Southern Africa Food Security Outlook, June 2018 to January 2019

from Famine Early Warning System Network
Published on 13 Jul 2018 View Original

Early depletion of 2018 staple production by households likely to trigger staple price increases


  • Cereal production for most countries is below-average for the 2018 cropping season due to erratic rains and long dry spells experienced during the 2017/18 rainfall season. Several areas in the region are currently experiencing Crisis (IPC Phase 3) food security outcomes, including parts of southern and western Zimbabwe, eastern and central DRC, southern Mozambique, and southern Madagascar. Current drivers of food insecurity within these countries include below-average household production, low incomes, and continuing conflict.

  • With ongoing harvest activities, much of the remainder of the region is experiencing Minimal (IPC Phase 1) outcomes. However, from September onwards conditions are expected to deteriorate to Stressed (IPC Phase 2) and Crisis ( IPC Phase 3).
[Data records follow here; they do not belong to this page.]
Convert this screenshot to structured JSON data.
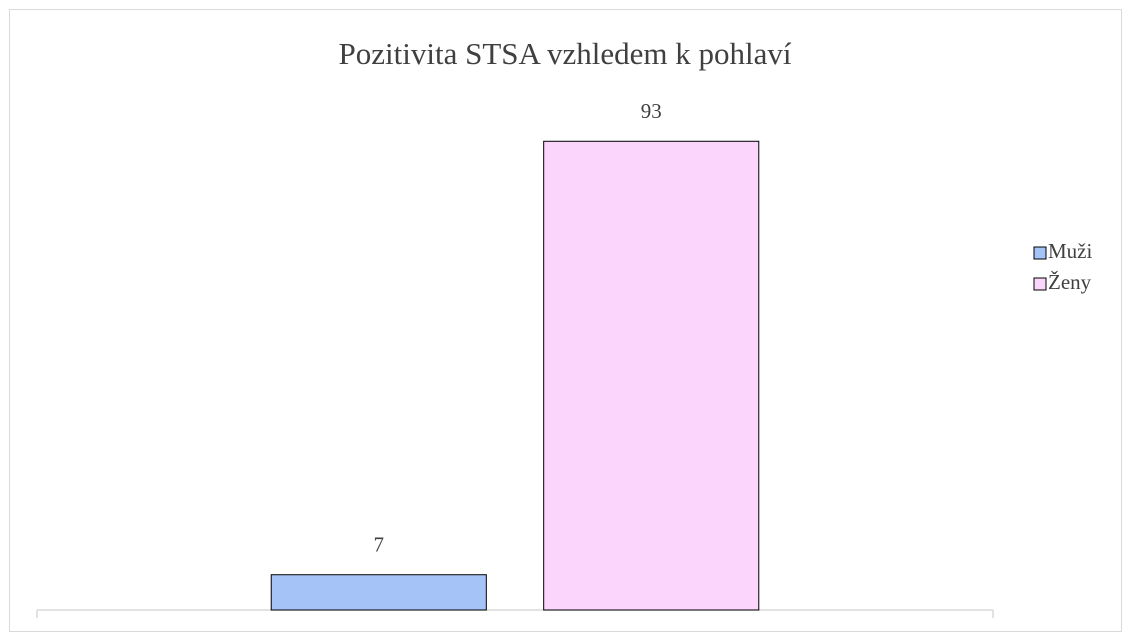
{
  "chart_data": {
    "type": "bar",
    "title": "Pozitivita STSA vzhledem k pohlaví",
    "categories": [
      null
    ],
    "series": [
      {
        "name": "Muži",
        "color": "#a6c3f7",
        "values": [
          7
        ]
      },
      {
        "name": "Ženy",
        "color": "#fcd5fc",
        "values": [
          93
        ]
      }
    ],
    "ylim": [
      0,
      100
    ],
    "legend": "right"
  }
}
  • Market food supplies are stable across the region and carryover stocks from the bumper harvest last season are also helping to stabilize supplies. Currently there are no major trade restrictions across borders, thus maize grain can flow from surplus to deficit areas and countries. Nonetheless, due to below-average production in parts of the region, cereal supplies are expected to decline earlier than usual, resulting in increased market demand earlier than usual, and food prices increases above what most poor households can afford.

  • Early international forecasts for Southern Africa have indicated that there are increased chances of El Niño-induced below-average rainfall for the 2018-19 rainfall season. This possibility is likely to affect agriculture activities in the coming season including access to labor and wage rates. Compounded by below-average 2018 harvests, the upcoming lean season is likely to be severe.